Dispelling long held beliefs takes a little time. People need a moment to adjust to new ideas. It’s just like courtship. You don’t start by thrusting your hand into her knickers and thrashing around for the G-spot. That’s only going to get you a kick in the happy sack. Start off with an invite for a drink, and then whilst chatting personably gradually introduce the concept of large reptiles in the drains. If not repulsed at this stage you have achieved the metaphoric equivalent of holding her hand. Assuming the poor sod you are talking to has not made a lame excuse and left you could now think about introducing some of your less conventional theories.

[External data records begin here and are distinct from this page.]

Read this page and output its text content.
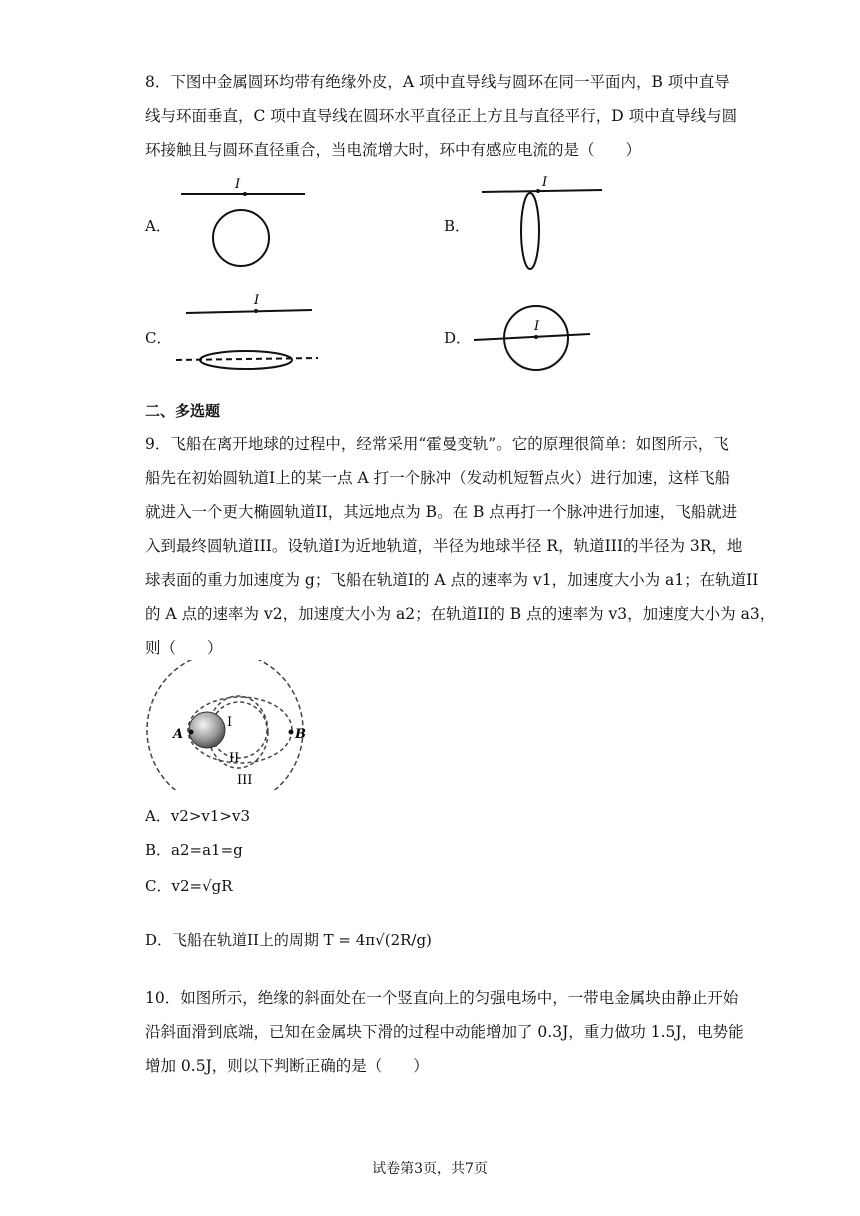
8．下图中金属圆环均带有绝缘外皮，A 项中直导线与圆环在同一平面内，B 项中直导
线与环面垂直，C 项中直导线在圆环水平直径正上方且与直径平行，D 项中直导线与圆
环接触且与圆环直径重合，当电流增大时，环中有感应电流的是（　　）
A．	B．
C．	D．
I	I
I
I
二、多选题
9．飞船在离开地球的过程中，经常采用“霍曼变轨”。它的原理很简单：如图所示，飞
船先在初始圆轨道I上的某一点 A 打一个脉冲（发动机短暂点火）进行加速，这样飞船
就进入一个更大椭圆轨道II，其远地点为 B。在 B 点再打一个脉冲进行加速，飞船就进
入到最终圆轨道III。设轨道I为近地轨道，半径为地球半径 R，轨道III的半径为 3R，地
球表面的重力加速度为 g；飞船在轨道I的 A 点的速率为 v1，加速度大小为 a1；在轨道II
的 A 点的速率为 v2，加速度大小为 a2；在轨道II的 B 点的速率为 v3，加速度大小为 a3，
则（　　）
A	B
I
II
III
A．v2>v1>v3
B．a2=a1=g
C．v2=√gR
D．飞船在轨道II上的周期 T = 4π√(2R/g)
10．如图所示，绝缘的斜面处在一个竖直向上的匀强电场中，一带电金属块由静止开始
沿斜面滑到底端，已知在金属块下滑的过程中动能增加了 0.3J，重力做功 1.5J，电势能
增加 0.5J，则以下判断正确的是（　　）
试卷第3页，共7页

Remember and play it cool. Don’t start blabbering about antichrist conspiracies, just increment the nuttiness gently, you’re playing footsie now, talk about how Fanta was invented to sell in Nazi Germany. Your doing very well, your hand is on her thigh now. See how much easier it is if you pace yourself. Now if by some miracle you find they haven’t left after two hours of your insane dribbling, then I’m afraid you are probably looking in a mirror or you are David Icke. Does the person you see have an upturned colander on their head with a covering layer of tin foil? I thought so, that’s you! Whatever you do don’t step outside, they can see you everywhere! That’s right just stay at home and give the rest of us a break ye raving fecking maddy!